Sur le plan national, la légitimité du gouvernement haïtien est indéniable. En tant que premier gouvernement librement élu, c'est même le plus légitime de tous les "gouvernements légitimes" de l'histoire d'Haïti, hormis ceux des pères fondateurs Toussaint Louverture et Jean-Jacques Dessalines.

Un apaisement des tensions, un rétablissement de la confiance, entre les Haïtiens, ferait un grand bien au pays. C'est d'ailleurs le meilleur moyen d'organiser le pluralisme politique. Mais cela ne peut être efficacement réalisé que par une prise de conscience des Haïtiens eux-mêmes, et une pression citoyenne en faveur d'un arrêt du massacre. Les Ponce-Pilate devraient se réveiller et parler. Le chantage économique, la subversion politique n'y suffiront pas. La démolition de la présidence actuelle, avant la fin du quinquennat, ne serait qu'un remake des turpitudes passées. Les dirigeants étrangers responsables ne devraient pas encourager les Haïtiens à sacrifier à leurs vieux démons.

En ces temps de mondialisation, Haïti, dans son état lamentable, ne pèse pas lourd. Ce n'est pas seulement son Etat ou ce qui en reste qui est un jouet entre les mains d'autrui. C'est le pays dans sa diversité qui n'est pas pris au sérieux. Les maîtres du monde n'ont plus d'illusion sur "la classe politique haïtienne". Haïti n'est qu'un cobaye pour les chimères du monde, un laboratoire de la misère et de la charité.

Un Etat stable jouissant de ses droits internationaux.

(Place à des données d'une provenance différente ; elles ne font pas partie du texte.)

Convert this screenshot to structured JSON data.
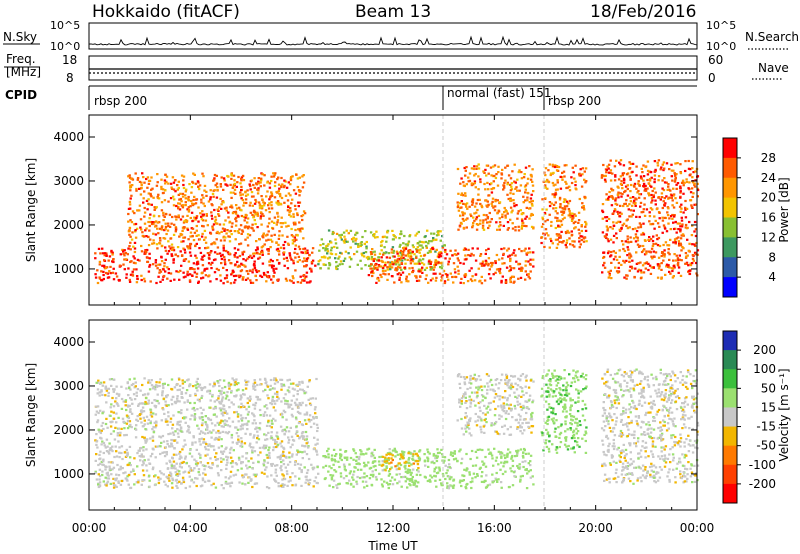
{
  "header": {
    "station": "Hokkaido (fitACF)",
    "beam": "Beam 13",
    "date": "18/Feb/2016"
  },
  "sky_panel": {
    "left_label": "N.Sky",
    "right_label": "N.Search",
    "left_ticks": [
      "10^5",
      "10^0"
    ],
    "right_ticks": [
      "10^5",
      "10^0"
    ]
  },
  "freq_panel": {
    "left_label_1": "Freq.",
    "left_label_2": "[MHz]",
    "right_label": "Nave",
    "left_ticks": [
      "18",
      "8"
    ],
    "right_ticks": [
      "60",
      "0"
    ]
  },
  "cpid_panel": {
    "label": "CPID",
    "segments": [
      {
        "name": "rbsp 200",
        "start_hour": 0
      },
      {
        "name": "normal (fast) 151",
        "start_hour": 14
      },
      {
        "name": "rbsp 200",
        "start_hour": 18
      }
    ]
  },
  "x_axis": {
    "label": "Time UT",
    "ticks": [
      "00:00",
      "04:00",
      "08:00",
      "12:00",
      "16:00",
      "20:00",
      "00:00"
    ],
    "range_hours": [
      0,
      24
    ]
  },
  "power_panel": {
    "ylabel": "Slant Range [km]",
    "yticks": [
      "1000",
      "2000",
      "3000",
      "4000"
    ],
    "cbar_label": "Power [dB]",
    "cbar_ticks": [
      "28",
      "24",
      "20",
      "16",
      "12",
      "8",
      "4"
    ],
    "cbar_colors": [
      "#ff0000",
      "#ff5a00",
      "#ff9600",
      "#f2c400",
      "#88c032",
      "#3d9960",
      "#2c5aa8",
      "#0000ff"
    ]
  },
  "velocity_panel": {
    "ylabel": "Slant Range [km]",
    "yticks": [
      "1000",
      "2000",
      "3000",
      "4000"
    ],
    "cbar_label": "Velocity [m s⁻¹]",
    "cbar_ticks": [
      "200",
      "100",
      "50",
      "15",
      "-15",
      "-50",
      "-100",
      "-200"
    ],
    "cbar_colors": [
      "#1e2db4",
      "#2a8a55",
      "#3cc03c",
      "#9be070",
      "#c8c8c8",
      "#f2b600",
      "#ff7a00",
      "#ff4000",
      "#ff0000"
    ]
  },
  "chart_data": {
    "type": "heatmap",
    "x_range_hours": [
      0,
      24
    ],
    "y_range_km": [
      180,
      4500
    ],
    "power_clusters_dB": [
      {
        "t0": 0.2,
        "t1": 8.9,
        "r0": 700,
        "r1": 1500,
        "value": 28
      },
      {
        "t0": 1.5,
        "t1": 8.5,
        "r0": 1500,
        "r1": 3200,
        "value": 24
      },
      {
        "t0": 9.0,
        "t1": 14.0,
        "r0": 1000,
        "r1": 1900,
        "value": 16
      },
      {
        "t0": 11.0,
        "t1": 17.5,
        "r0": 700,
        "r1": 1500,
        "value": 26
      },
      {
        "t0": 14.5,
        "t1": 17.5,
        "r0": 1900,
        "r1": 3400,
        "value": 24
      },
      {
        "t0": 17.8,
        "t1": 19.6,
        "r0": 1500,
        "r1": 3400,
        "value": 24
      },
      {
        "t0": 20.2,
        "t1": 24.0,
        "r0": 800,
        "r1": 3500,
        "value": 26
      }
    ],
    "velocity_clusters_ms": [
      {
        "t0": 0.2,
        "t1": 9.0,
        "r0": 700,
        "r1": 3200,
        "value": 0
      },
      {
        "t0": 9.2,
        "t1": 17.5,
        "r0": 700,
        "r1": 1600,
        "value": 30
      },
      {
        "t0": 11.5,
        "t1": 13.0,
        "r0": 1100,
        "r1": 1500,
        "value": -40
      },
      {
        "t0": 14.5,
        "t1": 17.5,
        "r0": 1900,
        "r1": 3300,
        "value": 0
      },
      {
        "t0": 17.8,
        "t1": 19.6,
        "r0": 1500,
        "r1": 3400,
        "value": 40
      },
      {
        "t0": 20.2,
        "t1": 24.0,
        "r0": 800,
        "r1": 3400,
        "value": 0
      }
    ]
  }
}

Une opposition politique active et constructive. Une nation libre de s'organiser et de travailler pacifiquement. Ce sont les principes inscrits dans les lois constitutionnelles d'Haïti.

Cependant, de même qu'il est juste de prendre en compte les droits et devoirs de l'opposition reconnue, il est vital de ne pas négliger ceux des organisations populaires des quartiers pauvres des villes et des campagnes. Elles ont droit à des moyens matériels, politiques, et éducatifs accrus, pour pouvoir exercer leurs droits et devoirs constitutionnels dans de meilleures conditions. Elles ont payé cher le rétablissement de la démocratie, contre Duvalier et contre les militaristes. Le progrès et la consolidation de la démocratie en Haïti dépendront de la réalité de l'intégration dans la vie de la Nation de ceux qui ont été trop longtemps marginalisés. C'est même la question critique de la problématique haïtienne.